But many critics say it is just a paper concession to allow it to resume stalling as soon as it gets past this week’s IAEA meeting.
Iran told the International Atomic Energy Agency (IAEA) Tuesday that IAEA inspectors may now visit the Parchin military base south of Tehran where the IAEA suspects Iran has conducted tests on how to build a nuclear warhead.
Iran has repeatedly denied the IAEA access to the site. The IAEA decided to make an issue of that denial earlier this year. It sent a delegation to Tehran in January that specifically pressed for access to Parchin, among other points. The Parchin request was left hanging. The delegation returned in February to get an answer on Parchin and the answer was no.

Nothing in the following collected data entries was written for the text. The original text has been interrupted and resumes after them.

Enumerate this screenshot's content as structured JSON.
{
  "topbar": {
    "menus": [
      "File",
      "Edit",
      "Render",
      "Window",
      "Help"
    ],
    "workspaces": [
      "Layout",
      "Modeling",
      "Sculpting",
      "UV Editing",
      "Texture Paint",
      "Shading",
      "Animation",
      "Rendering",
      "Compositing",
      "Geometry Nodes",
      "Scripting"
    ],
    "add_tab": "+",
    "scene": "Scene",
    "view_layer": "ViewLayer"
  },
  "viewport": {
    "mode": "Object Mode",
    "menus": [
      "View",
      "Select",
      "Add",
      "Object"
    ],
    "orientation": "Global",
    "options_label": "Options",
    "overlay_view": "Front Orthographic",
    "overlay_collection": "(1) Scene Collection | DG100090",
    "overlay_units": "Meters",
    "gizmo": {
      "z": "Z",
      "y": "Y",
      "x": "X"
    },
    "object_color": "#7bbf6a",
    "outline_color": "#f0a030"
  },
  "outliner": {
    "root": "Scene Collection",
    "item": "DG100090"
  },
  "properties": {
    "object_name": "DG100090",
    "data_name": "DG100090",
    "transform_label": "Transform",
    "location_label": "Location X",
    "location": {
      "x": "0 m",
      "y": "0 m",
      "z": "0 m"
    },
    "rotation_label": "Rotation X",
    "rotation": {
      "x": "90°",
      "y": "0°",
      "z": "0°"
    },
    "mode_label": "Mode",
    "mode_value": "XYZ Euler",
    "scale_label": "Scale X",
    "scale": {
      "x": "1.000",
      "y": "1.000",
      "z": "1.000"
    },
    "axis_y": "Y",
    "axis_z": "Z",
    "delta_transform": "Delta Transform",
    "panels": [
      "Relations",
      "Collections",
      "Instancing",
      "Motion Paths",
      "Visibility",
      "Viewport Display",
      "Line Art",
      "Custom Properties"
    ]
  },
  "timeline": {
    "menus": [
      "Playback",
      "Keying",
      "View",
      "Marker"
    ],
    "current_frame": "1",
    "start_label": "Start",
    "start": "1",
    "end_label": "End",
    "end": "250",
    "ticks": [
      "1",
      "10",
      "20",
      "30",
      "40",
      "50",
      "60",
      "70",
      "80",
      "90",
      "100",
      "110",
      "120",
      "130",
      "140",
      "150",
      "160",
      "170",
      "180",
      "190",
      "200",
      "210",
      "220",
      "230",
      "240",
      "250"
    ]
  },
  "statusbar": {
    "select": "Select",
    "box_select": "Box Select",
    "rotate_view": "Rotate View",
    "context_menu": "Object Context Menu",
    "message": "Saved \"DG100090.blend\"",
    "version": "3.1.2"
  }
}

The IAEA leadership has made a major point of that refusal at this week’s meeting in Vienna of its Board of Governors. Iranian officials at first said no request to visit Parchin had been made, then said Parchin wasn’t a nuclear site and the IAEA had no right of access, then said it was a military base and only the military could make a decision on an IAEA visit and then, on Tuesday, said the IAEA inspectors would be welcomed with open arms maybe.
Many Western diplomats dismissed Iran’s statement as a time-buying gambit, just more stalling disguised as a concession, rather than a genuine shift toward nuclear transparency.
Diplomats cited a proviso in the statement saying that access to Parchin still hinged on a broader agreement on how to settle a multitude of outstanding issues that the two sides have long been unable to settle.
“Considering the fact that Parchin is a military site, granting access is a time-consuming process and cannot be permitted repeatedly,” Iran’s delegation to the IAEA said in the statement.
It added that the “process could be … started when the agreement on modalities is reached”—indicating Tehran had not relaxed its insistence that there must first be an omnibus agreement on how to settle outstanding questions about the nature of Iran’s nuclear work before an inspection trip to Parchin could happen.
Western suspicions about activities at Parchin date back to at least 2004, when a prominent nuclear expert assessed that satellite images showed it might be a site for research and experiments applicable to nuclear warheads.
IAEA inspectors did visit one site on the vast Parchin military base in 2005 but were not allowed access to any of the other sites. They were denied access to the point of main concern a building believed to be a containment chamber where test explosions can be conducted and confined within the chamber.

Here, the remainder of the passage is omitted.